As I said, when I was on the street I was walking with a friend, and I usually don't take many pics when I'm with someone, and those I do take often don't have the presence of what I was trying to capture in the first place. It takes concentration and (pardon the pun) focus. I got this shot to add to my recently started set of images of smokers with smoke drifting out of them.



 And the expression on this woman's face wrote it's caption for me. You make up your own.


Wednesday, April 17, 2013

The Professional Photographer

Much has been written about the Boston Marathon bombing, and I thought this article which appeared on the Chicago Tribune blogsite, written by Alex Garcia, was quite to the point regarding the photographing of events. Rather than reiterate the germane points made my Mr. Garcia, I encourage you to click on the link and read his blog post. After you've read it, think about the specific points he makes and how they apply to photographing whatever your subject happens to be. One of my friends has an adage he throws at me whenever I talk to him about facing difficulty, no matter what the situation: run towards the canons!
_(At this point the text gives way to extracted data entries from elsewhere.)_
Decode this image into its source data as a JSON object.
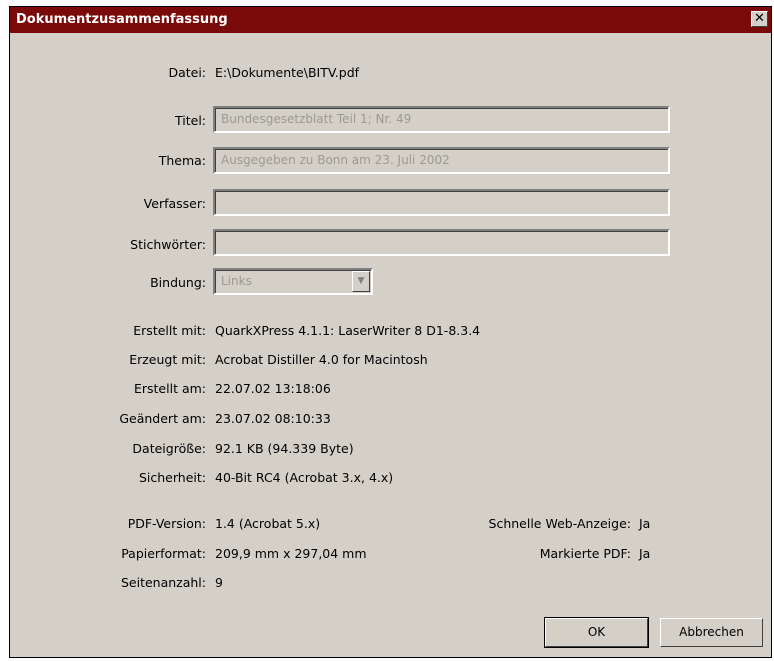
{
  "window": {
    "title": "Dokumentzusammenfassung",
    "close_glyph": "✕"
  },
  "file": {
    "label": "Datei:",
    "value": "E:\\Dokumente\\BITV.pdf"
  },
  "fields": {
    "title": {
      "label": "Titel:",
      "value": "Bundesgesetzblatt Teil 1; Nr. 49"
    },
    "subject": {
      "label": "Thema:",
      "value": "Ausgegeben zu Bonn am 23. Juli 2002"
    },
    "author": {
      "label": "Verfasser:",
      "value": ""
    },
    "keywords": {
      "label": "Stichwörter:",
      "value": ""
    },
    "binding": {
      "label": "Bindung:",
      "value": "Links"
    }
  },
  "info": {
    "created_with": {
      "label": "Erstellt mit:",
      "value": "QuarkXPress 4.1.1: LaserWriter 8 D1-8.3.4"
    },
    "produced_with": {
      "label": "Erzeugt mit:",
      "value": "Acrobat Distiller 4.0 for Macintosh"
    },
    "created_on": {
      "label": "Erstellt am:",
      "value": "22.07.02 13:18:06"
    },
    "modified_on": {
      "label": "Geändert am:",
      "value": "23.07.02 08:10:33"
    },
    "file_size": {
      "label": "Dateigröße:",
      "value": "92.1 KB (94.339 Byte)"
    },
    "security": {
      "label": "Sicherheit:",
      "value": "40-Bit RC4 (Acrobat 3.x, 4.x)"
    }
  },
  "pdf": {
    "version": {
      "label": "PDF-Version:",
      "value": "1.4 (Acrobat 5.x)"
    },
    "paper": {
      "label": "Papierformat:",
      "value": "209,9 mm x 297,04 mm"
    },
    "pages": {
      "label": "Seitenanzahl:",
      "value": "9"
    },
    "fast_web": {
      "label": "Schnelle Web-Anzeige:",
      "value": "Ja"
    },
    "tagged": {
      "label": "Markierte PDF:",
      "value": "Ja"
    }
  },
  "buttons": {
    "ok": "OK",
    "cancel": "Abbrechen"
  },
  "colors": {
    "titlebar": "#7a0a0a",
    "dialog_bg": "#d4d0c8",
    "disabled_text": "#9c9a95"
  }
}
I seem to be drawn lately to the challenge of capturing smoke and making it a strong element in some of my images, this afternoon walking across 14th street was no exception. To wit, two images of smokers - one with smoke, one without. Both with an attitude that begged for a picture.




And two other images, one from recently:



And the last from this past December:


Monday, April 15, 2013

Spot-On Tie .... Dude

Sometimes it's the littlest things you notice as a photographer that make shooting street so much fun!


Sunday, April 14, 2013

Photographing People on the Street


I would like to address an article written recently by blogger Adam Marelli, found here, addressing the issue of photographing people (in particular - strangers) who are in a public space.  There are a number of schools of thought on this issue, and Adam Marelli's has validity. I don't agree with him completely. What he suggests is not by any means a new idea. It's been around and written about since cameras were portable - I think that's ummmm..... The Civil War. I often engage my subjects in conversation when photographing them, but I also at times want to NOT intrude upon the spontaneity of the moment, or perhaps my intention is to capture specifically their reaction to me taking their picture (a la Bruce Gilden). I don't recommend using a long lens to shoot street, but not for reasons of surrepticity. Rather because using a wide lens creates much more a feeling of presence, and allows for more of a sense of place. Marelli offers the practice of 'hip' shooting as a foolish idea practiced by perverts or creeps. I often shoot from the hip for several reasons: it creates a totally different perspective, when I shoot on the street there's often not enough time to get the camera into position at my eye when a scene unfolds before me, and it's much less intrusive to the moment. Marelli is certainly entitled to shoot the way he wants, but to suggest that those who chose to do it differently are jerks is just immature and narrow minded. He sounds like a petulant child who insists that everyone must be or act the way he says.

My style of shooting actually demands that I use these techniques some of the time. I don't do it to display people as a 'piece of meat', rather it's to respect and not intrude upon their moments of introspection and at the same time present an image of a person deep within himself while in a disinterested and oblivious crowd of shoppers and other pedestrians. How else is it possible to portray a person's isolation and sadness in our sterile, disinterested, materialistic society. Are we to deny these feelings exist? If my image touches a viewer and/or helps him to identify with the subject and in so doing bring him to a place of feeling less isolated, then my purpose has been successful. 



The style of shooting I choose at times may by some be considered confrontational, that's just my photojournalistic training that comes out naturally. And if it serves to generate an image of haughtiness or condescension that I have picked up on and that attracted me to the image, then my intention to portray the person as I intuitively perceived them has been realized. I don't do it out of disrespect for the person or for sensationalism, I do it because it's a slice of real life, of real people who surround us daily and with whom we must cope and coexist.